Bonus? It freezes like a dream and is just as good (if not better) the next day.
Ingredients
For the Lentils:
1 cup dried red lentils
3 cups water
Pinch of salt
For the Stew:
4 tablespoons extra virgin olive oil (EVOO)
4 carrots, peeled and cut into ¼-inch pieces
2 celery stalks, cut into ¼-inch pieces
3 tablespoons all-purpose flour (I like Einkorn; you can also swap with a GF all-purpose blend)
1 bay leaf (optional)
14 oz vegetable broth (or try Fond Butternut Squash Chicken Bone Broth – not vegetarian, but so good in this recipe)
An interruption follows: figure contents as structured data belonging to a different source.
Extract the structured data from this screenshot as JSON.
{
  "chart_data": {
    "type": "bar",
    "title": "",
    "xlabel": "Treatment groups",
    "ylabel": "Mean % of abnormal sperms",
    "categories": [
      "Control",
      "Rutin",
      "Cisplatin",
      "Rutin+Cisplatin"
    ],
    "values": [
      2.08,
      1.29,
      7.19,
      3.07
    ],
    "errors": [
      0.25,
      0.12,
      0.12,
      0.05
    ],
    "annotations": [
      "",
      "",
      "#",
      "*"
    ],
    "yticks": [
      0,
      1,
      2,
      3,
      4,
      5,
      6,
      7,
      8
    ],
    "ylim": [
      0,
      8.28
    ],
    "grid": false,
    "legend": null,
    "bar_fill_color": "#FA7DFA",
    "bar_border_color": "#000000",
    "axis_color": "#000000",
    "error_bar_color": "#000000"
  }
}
¾ teaspoon salt, or to taste
1 teaspoon dried rosemary
2 cups baby spinach
Instructions
1. Cook the Lentils
Rinse lentils thoroughly. In a medium saucepan, combine with water and bring to a boil. Add a pinch of salt, reduce heat, and simmer for about 10 minutes, until just tender but not mushy. Set aside—liquid included!
2. Build the Stew Base
In a large soup pot or Dutch oven, heat EVOO over medium-high heat. Add the carrots and celery and sauté for 5 minutes, stirring occasionally until slightly softened.
3. Thicken with Flour
Add the flour to the pot and stir constantly for 2 minutes to coat the vegetables and lightly toast the flour.
4. Add the Broth
Slowly stir in the broth, continuing to stir as it thickens (about 2 minutes). This creates a velvety base.
5. Combine & Simmer
Add the cooked lentils with their liquid, plus the bay leaf (if using), salt, and rosemary. Bring to a gentle boil, then reduce heat and simmer for another 5 minutes to blend flavors. Remove bay leaf before serving.
6. Stir in Spinach & Serve
Turn off the heat and stir in the baby spinach until just wilted. Serve warm with a slice of sourdough or gluten-free flatbread.
Storage & Freezing Tips
Fridge: Stores well for up to 4 days in a sealed container
Freezer: Freeze for up to 6 months—perfect for batch cooking or future cozy nights
Optional Variation
Gluten-Free: Swap flour for a gluten-free all-purpose blend
Whether you’re prepping ahead or cooking up something nourishing in real time, this stew is all comfort, no compromise.